Quand tu étais dans ces clubs, tu pensais qu’un jour tu pourrais revenir à Paris ?
Au départ, j’avais fait une croix dessus. Ce que j’espérais, c’était de continuer à jouer en D1. Je pars du PFC, qui descend. Il y a des joueurs comme Thouvenel, qui avait fait une bonne saison, à son poste, lui, et qui a rebondi à Bordeaux et fait une belle carrière là-bas, avec la coupe d’Europe, l’équipe de France, etc. Je me retrouve à Brest, promu. Là-bas, il y avait Vabec.
Bénie époque où il y avait un Yougo par équipe française !
Pareil, lui, il faisait ce qu’il voulait. L’entraîneur Alain de Martigny le laissait libre. Il fumait dans le vestiaire ! (rires) On était plusieurs joueurs à fumer, comme moi, Daniel Bernard (à Brest aussi après PSG, ndlr). Bon, on se prenait une clope, mais à la fin du match, tu vois, vestiaires, la douche, hop. (rires) Mais Vabec, avant le match, pendant la causerie du coach, à la mi-temps et à la fin ! C’était un peu exagéré. Tu peux te passer de fumer pendant un match ! Mais il était tellement bon pour l’équipe !

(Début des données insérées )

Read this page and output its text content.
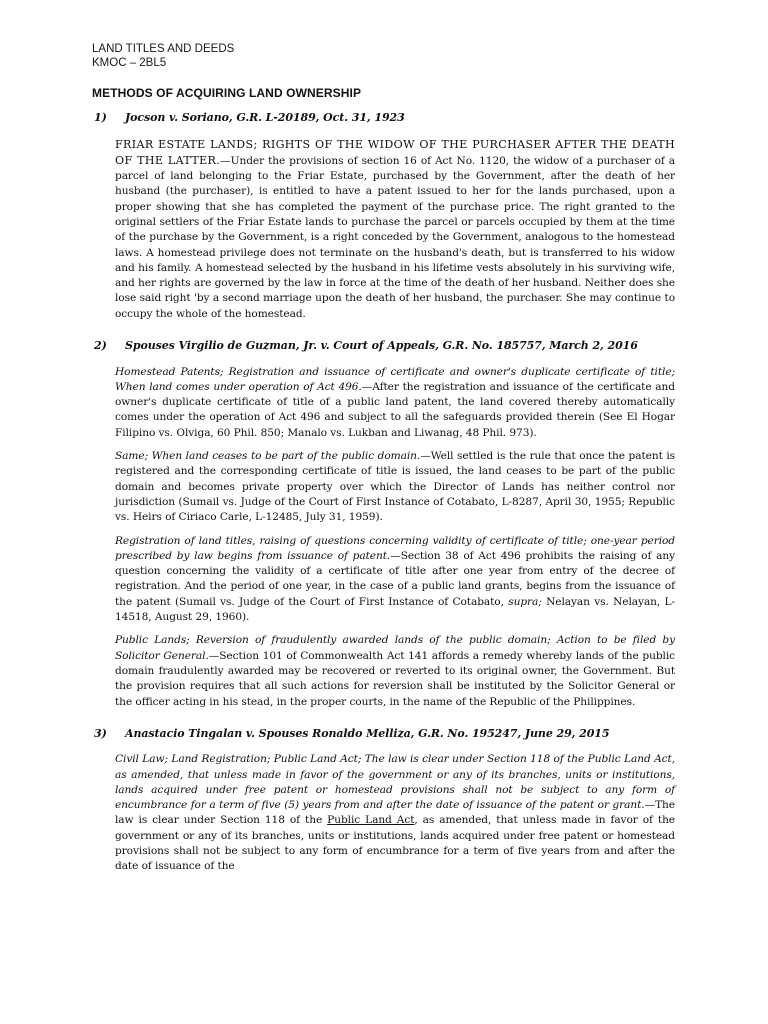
LAND TITLES AND DEEDS
KMOC – 2BL5
METHODS OF ACQUIRING LAND OWNERSHIP
1) Jocson v. Soriano, G.R. L-20189, Oct. 31, 1923

FRIAR ESTATE LANDS; RIGHTS OF THE WIDOW OF THE PURCHASER AFTER THE DEATH OF THE LATTER.—Under the provisions of section 16 of Act No. 1120, the widow of a purchaser of a parcel of land belonging to the Friar Estate, purchased by the Government, after the death of her husband (the purchaser), is entitled to have a patent issued to her for the lands purchased, upon a proper showing that she has completed the payment of the purchase price. The right granted to the original settlers of the Friar Estate lands to purchase the parcel or parcels occupied by them at the time of the purchase by the Government, is a right conceded by the Government, analogous to the homestead laws. A homestead privilege does not terminate on the husband's death, but is transferred to his widow and his family. A homestead selected by the husband in his lifetime vests absolutely in his surviving wife, and her rights are governed by the law in force at the time of the death of her husband. Neither does she lose said right 'by a second marriage upon the death of her husband, the purchaser. She may continue to occupy the whole of the homestead.

2) Spouses Virgilio de Guzman, Jr. v. Court of Appeals, G.R. No. 185757, March 2, 2016

Homestead Patents; Registration and issuance of certificate and owner's duplicate certificate of title; When land comes under operation of Act 496.—After the registration and issuance of the certificate and owner's duplicate certificate of title of a public land patent, the land covered thereby automatically comes under the operation of Act 496 and subject to all the safeguards provided therein (See El Hogar Filipino vs. Olviga, 60 Phil. 850; Manalo vs. Lukban and Liwanag, 48 Phil. 973).

Same; When land ceases to be part of the public domain.—Well settled is the rule that once the patent is registered and the corresponding certificate of title is issued, the land ceases to be part of the public domain and becomes private property over which the Director of Lands has neither control nor jurisdiction (Sumail vs. Judge of the Court of First Instance of Cotabato, L-8287, April 30, 1955; Republic vs. Heirs of Ciriaco Carle, L-12485, July 31, 1959).

Registration of land titles, raising of questions concerning validity of certificate of title; one-year period prescribed by law begins from issuance of patent.—Section 38 of Act 496 prohibits the raising of any question concerning the validity of a certificate of title after one year from entry of the decree of registration. And the period of one year, in the case of a public land grants, begins from the issuance of the patent (Sumail vs. Judge of the Court of First Instance of Cotabato, supra; Nelayan vs. Nelayan, L-14518, August 29, 1960).

Public Lands; Reversion of fraudulently awarded lands of the public domain; Action to be filed by Solicitor General.—Section 101 of Commonwealth Act 141 affords a remedy whereby lands of the public domain fraudulently awarded may be recovered or reverted to its original owner, the Government. But the provision requires that all such actions for reversion shall be instituted by the Solicitor General or the officer acting in his stead, in the proper courts, in the name of the Republic of the Philippines.

3) Anastacio Tingalan v. Spouses Ronaldo Melliza, G.R. No. 195247, June 29, 2015

Civil Law; Land Registration; Public Land Act; The law is clear under Section 118 of the Public Land Act, as amended, that unless made in favor of the government or any of its branches, units or institutions, lands acquired under free patent or homestead provisions shall not be subject to any form of encumbrance for a term of five (5) years from and after the date of issuance of the patent or grant.—The law is clear under Section 118 of the Public Land Act, as amended, that unless made in favor of the government or any of its branches, units or institutions, lands acquired under free patent or homestead provisions shall not be subject to any form of encumbrance for a term of five years from and after the date of issuance of the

Qui était président de Brest, Yvinec ?
Non, c’était juste avant, c’était Michel Bannaire. Mais c’était un super club où j’ai passé trois super années, à part un peu la dernière… J’aime la Bretagne, je suis un peu breton par ma mère. Promu alors, pour eux tout était nouveau. Je retrouve Patrick Martet, que j’avais connu à l’ACBB, qui avait déjà été deux ou trois fois meilleur buteur de D2 au Havre, à Rouen ou à Brest.
Encore un parigot qui était allé jouer ailleurs…
Ouais. Après l’ACBB, il avait joué à Poissy. Puis au Havre, où il jouait avec un Yougo sur l’aile gauche…
Žarko Olarević ?
Je crois que c’est ça, ouais. Après, il s’est installé vers Quimper. On s’appelle pour les vœux, on est en contact. C’était un joyeux drille ! Lui qui n’avait jamais joué en D1, la saison où Brest la joue, il se blesse dès son arrivée, du coup, il avait presque pas joué quand on est redescendu. Par contre, pour aller voir le président, c’est lui qu’on envoyait ! (rires) Pour les primes, tout ça. Il faisait peur à tous les présidents…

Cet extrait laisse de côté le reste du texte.